Anlaşılıyor ki Timoteos hayatının bu alanında problem yaşıyordu. Tanrı’nın işine karşı çalışanlardan gözü korkmuştu. Pavlus, Timoteos’a Rab’den ve Rab’bin hizmetkarlarından asla ‘utanmaması’nı (2.Timoteos 1:8) söyleyerek onu yüreklendiriyordu.
“Çünkü Tanrı bize korkaklık ruhu değil, güç, sevgi ve özdenetim (Sophronismos-sağlam bir aklın) ruhu vermiştir.”

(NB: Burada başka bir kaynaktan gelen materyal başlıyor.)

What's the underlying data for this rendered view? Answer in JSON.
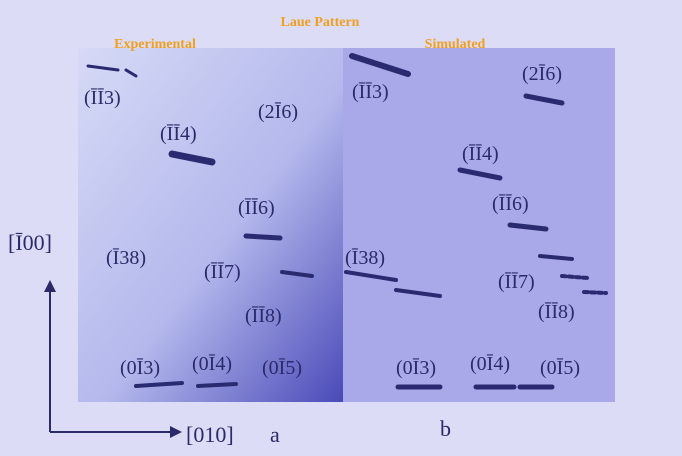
{
  "title": "Laue Pattern",
  "panels": [
    {
      "name": "Experimental",
      "label": "a",
      "spots": [
        "(ĪĪ3)",
        "(ĪĪ4)",
        "(2Ī6)",
        "(ĪĪ6)",
        "(Ī38)",
        "(ĪĪ7)",
        "(ĪĪ8)",
        "(0Ī3)",
        "(0Ī4)",
        "(0Ī5)"
      ]
    },
    {
      "name": "Simulated",
      "label": "b",
      "spots": [
        "(ĪĪ3)",
        "(2Ī6)",
        "(ĪĪ4)",
        "(ĪĪ6)",
        "(Ī38)",
        "(ĪĪ7)",
        "(ĪĪ8)",
        "(0Ī3)",
        "(0Ī4)",
        "(0Ī5)"
      ]
    }
  ],
  "axes": {
    "vertical": "[Ī00]",
    "horizontal": "[010]"
  }
}
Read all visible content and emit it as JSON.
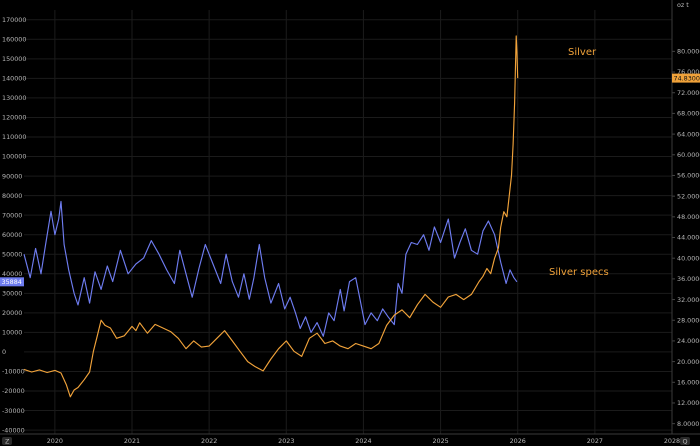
{
  "chart_data": {
    "type": "line",
    "title": "",
    "xlabel": "",
    "ylabel_left": "",
    "ylabel_right": "",
    "right_axis_unit": "oz t",
    "grid": true,
    "x_ticks": [
      "2020",
      "2021",
      "2022",
      "2023",
      "2024",
      "2025",
      "2026",
      "2027",
      "2028"
    ],
    "x_range": [
      2019.6,
      2028.0
    ],
    "left_axis": {
      "range": [
        -42000,
        175000
      ],
      "ticks": [
        -40000,
        -30000,
        -20000,
        -10000,
        0,
        10000,
        20000,
        30000,
        40000,
        50000,
        60000,
        70000,
        80000,
        90000,
        100000,
        110000,
        120000,
        130000,
        140000,
        150000,
        160000,
        170000
      ]
    },
    "right_axis": {
      "range": [
        6.0,
        88.0
      ],
      "ticks": [
        "8.0000",
        "12.0000",
        "16.0000",
        "20.0000",
        "24.0000",
        "28.0000",
        "32.0000",
        "36.0000",
        "40.0000",
        "44.0000",
        "48.0000",
        "52.0000",
        "56.0000",
        "60.0000",
        "64.0000",
        "68.0000",
        "72.0000",
        "76.0000",
        "80.0000"
      ]
    },
    "series": [
      {
        "name": "Silver specs",
        "axis": "left",
        "color": "#6e7cf0",
        "last_value_label": "35884",
        "points": [
          [
            2019.6,
            50000
          ],
          [
            2019.68,
            38000
          ],
          [
            2019.75,
            53000
          ],
          [
            2019.82,
            40000
          ],
          [
            2019.88,
            55000
          ],
          [
            2019.95,
            72000
          ],
          [
            2020.0,
            60000
          ],
          [
            2020.05,
            68000
          ],
          [
            2020.08,
            77000
          ],
          [
            2020.12,
            55000
          ],
          [
            2020.18,
            42000
          ],
          [
            2020.25,
            30000
          ],
          [
            2020.3,
            24000
          ],
          [
            2020.38,
            38000
          ],
          [
            2020.45,
            25000
          ],
          [
            2020.52,
            41000
          ],
          [
            2020.6,
            32000
          ],
          [
            2020.68,
            44000
          ],
          [
            2020.75,
            36000
          ],
          [
            2020.85,
            52000
          ],
          [
            2020.95,
            40000
          ],
          [
            2021.05,
            45000
          ],
          [
            2021.15,
            48000
          ],
          [
            2021.25,
            57000
          ],
          [
            2021.35,
            50000
          ],
          [
            2021.45,
            42000
          ],
          [
            2021.55,
            35000
          ],
          [
            2021.62,
            52000
          ],
          [
            2021.7,
            40000
          ],
          [
            2021.78,
            28000
          ],
          [
            2021.87,
            43000
          ],
          [
            2021.95,
            55000
          ],
          [
            2022.05,
            45000
          ],
          [
            2022.15,
            35000
          ],
          [
            2022.22,
            50000
          ],
          [
            2022.3,
            36000
          ],
          [
            2022.38,
            28000
          ],
          [
            2022.45,
            40000
          ],
          [
            2022.52,
            27000
          ],
          [
            2022.58,
            38000
          ],
          [
            2022.65,
            55000
          ],
          [
            2022.72,
            38000
          ],
          [
            2022.8,
            25000
          ],
          [
            2022.9,
            35000
          ],
          [
            2022.98,
            22000
          ],
          [
            2023.05,
            28000
          ],
          [
            2023.12,
            20000
          ],
          [
            2023.18,
            12000
          ],
          [
            2023.25,
            18000
          ],
          [
            2023.32,
            10000
          ],
          [
            2023.4,
            15000
          ],
          [
            2023.48,
            8000
          ],
          [
            2023.55,
            20000
          ],
          [
            2023.62,
            16000
          ],
          [
            2023.7,
            32000
          ],
          [
            2023.75,
            21000
          ],
          [
            2023.82,
            36000
          ],
          [
            2023.9,
            38000
          ],
          [
            2023.95,
            28000
          ],
          [
            2024.02,
            14000
          ],
          [
            2024.1,
            20000
          ],
          [
            2024.18,
            16000
          ],
          [
            2024.25,
            22000
          ],
          [
            2024.32,
            18000
          ],
          [
            2024.4,
            14000
          ],
          [
            2024.45,
            35000
          ],
          [
            2024.5,
            30000
          ],
          [
            2024.55,
            50000
          ],
          [
            2024.62,
            56000
          ],
          [
            2024.7,
            55000
          ],
          [
            2024.78,
            60000
          ],
          [
            2024.85,
            52000
          ],
          [
            2024.92,
            64000
          ],
          [
            2025.0,
            56000
          ],
          [
            2025.05,
            62000
          ],
          [
            2025.1,
            68000
          ],
          [
            2025.18,
            48000
          ],
          [
            2025.25,
            56000
          ],
          [
            2025.32,
            63000
          ],
          [
            2025.4,
            52000
          ],
          [
            2025.48,
            50000
          ],
          [
            2025.55,
            62000
          ],
          [
            2025.62,
            67000
          ],
          [
            2025.7,
            60000
          ],
          [
            2025.78,
            46000
          ],
          [
            2025.85,
            35000
          ],
          [
            2025.9,
            42000
          ],
          [
            2025.95,
            38000
          ],
          [
            2025.99,
            35884
          ]
        ]
      },
      {
        "name": "Silver",
        "axis": "right",
        "color": "#f0a23a",
        "last_value_label": "74.8300",
        "points": [
          [
            2019.6,
            18.5
          ],
          [
            2019.7,
            18.0
          ],
          [
            2019.8,
            18.4
          ],
          [
            2019.9,
            17.9
          ],
          [
            2020.0,
            18.3
          ],
          [
            2020.08,
            17.8
          ],
          [
            2020.15,
            15.5
          ],
          [
            2020.2,
            13.2
          ],
          [
            2020.25,
            14.5
          ],
          [
            2020.3,
            15.0
          ],
          [
            2020.38,
            16.5
          ],
          [
            2020.45,
            18.0
          ],
          [
            2020.5,
            22.0
          ],
          [
            2020.55,
            25.0
          ],
          [
            2020.6,
            28.0
          ],
          [
            2020.65,
            27.0
          ],
          [
            2020.72,
            26.5
          ],
          [
            2020.8,
            24.5
          ],
          [
            2020.9,
            25.0
          ],
          [
            2021.0,
            26.8
          ],
          [
            2021.05,
            26.0
          ],
          [
            2021.1,
            27.5
          ],
          [
            2021.2,
            25.5
          ],
          [
            2021.3,
            27.2
          ],
          [
            2021.4,
            26.5
          ],
          [
            2021.5,
            25.8
          ],
          [
            2021.6,
            24.5
          ],
          [
            2021.7,
            22.5
          ],
          [
            2021.8,
            24.0
          ],
          [
            2021.9,
            22.8
          ],
          [
            2022.0,
            23.0
          ],
          [
            2022.1,
            24.5
          ],
          [
            2022.2,
            26.0
          ],
          [
            2022.3,
            24.0
          ],
          [
            2022.4,
            22.0
          ],
          [
            2022.5,
            20.0
          ],
          [
            2022.6,
            19.0
          ],
          [
            2022.7,
            18.2
          ],
          [
            2022.8,
            20.5
          ],
          [
            2022.9,
            22.5
          ],
          [
            2023.0,
            24.0
          ],
          [
            2023.1,
            22.0
          ],
          [
            2023.2,
            21.0
          ],
          [
            2023.3,
            24.5
          ],
          [
            2023.4,
            25.5
          ],
          [
            2023.5,
            23.5
          ],
          [
            2023.6,
            24.0
          ],
          [
            2023.7,
            23.0
          ],
          [
            2023.8,
            22.5
          ],
          [
            2023.9,
            23.5
          ],
          [
            2024.0,
            23.0
          ],
          [
            2024.1,
            22.5
          ],
          [
            2024.2,
            23.5
          ],
          [
            2024.3,
            27.0
          ],
          [
            2024.4,
            29.0
          ],
          [
            2024.5,
            30.0
          ],
          [
            2024.6,
            28.5
          ],
          [
            2024.7,
            31.0
          ],
          [
            2024.8,
            33.0
          ],
          [
            2024.9,
            31.5
          ],
          [
            2025.0,
            30.5
          ],
          [
            2025.1,
            32.5
          ],
          [
            2025.2,
            33.0
          ],
          [
            2025.3,
            32.0
          ],
          [
            2025.4,
            33.0
          ],
          [
            2025.5,
            35.5
          ],
          [
            2025.55,
            36.5
          ],
          [
            2025.6,
            38.0
          ],
          [
            2025.65,
            37.0
          ],
          [
            2025.7,
            40.0
          ],
          [
            2025.75,
            42.0
          ],
          [
            2025.78,
            46.0
          ],
          [
            2025.82,
            49.0
          ],
          [
            2025.86,
            48.0
          ],
          [
            2025.89,
            52.0
          ],
          [
            2025.92,
            56.0
          ],
          [
            2025.94,
            62.0
          ],
          [
            2025.96,
            70.0
          ],
          [
            2025.98,
            83.0
          ],
          [
            2025.99,
            80.0
          ],
          [
            2026.0,
            74.83
          ]
        ]
      }
    ],
    "annotations": [
      {
        "text": "Silver",
        "series": "Silver",
        "color": "#f0a23a"
      },
      {
        "text": "Silver specs",
        "series": "Silver specs",
        "color": "#f0a23a"
      }
    ],
    "legend": "inline annotations"
  },
  "footer": {
    "left_button_label": "Z",
    "right_button_label": "Q"
  }
}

Pavlus’un Timoteos’a yazdıkları hepimiz için geçerli. Bir Hristiyan asla utanmamalı ve yılmamalıdır. Gerçekten sağduyuluysak, Tanrı çocukları ve Tanrı’nın ailesinin üyeleri olmayı hak etmediğimizin farkında oluruz. Bir diğer taraftan başımız yukarda, omuzlarımız dik yürüyebiliriz. Bunu yaptığımızda, armağanları ve yetenekleri Tanrı tarafından kullanılabilen ve tüm görkemi ve yüceliği İsa Mesih’e veren adamlar olma yolunda bu tanrısal dengeyi hayatımızda kurabiliriz.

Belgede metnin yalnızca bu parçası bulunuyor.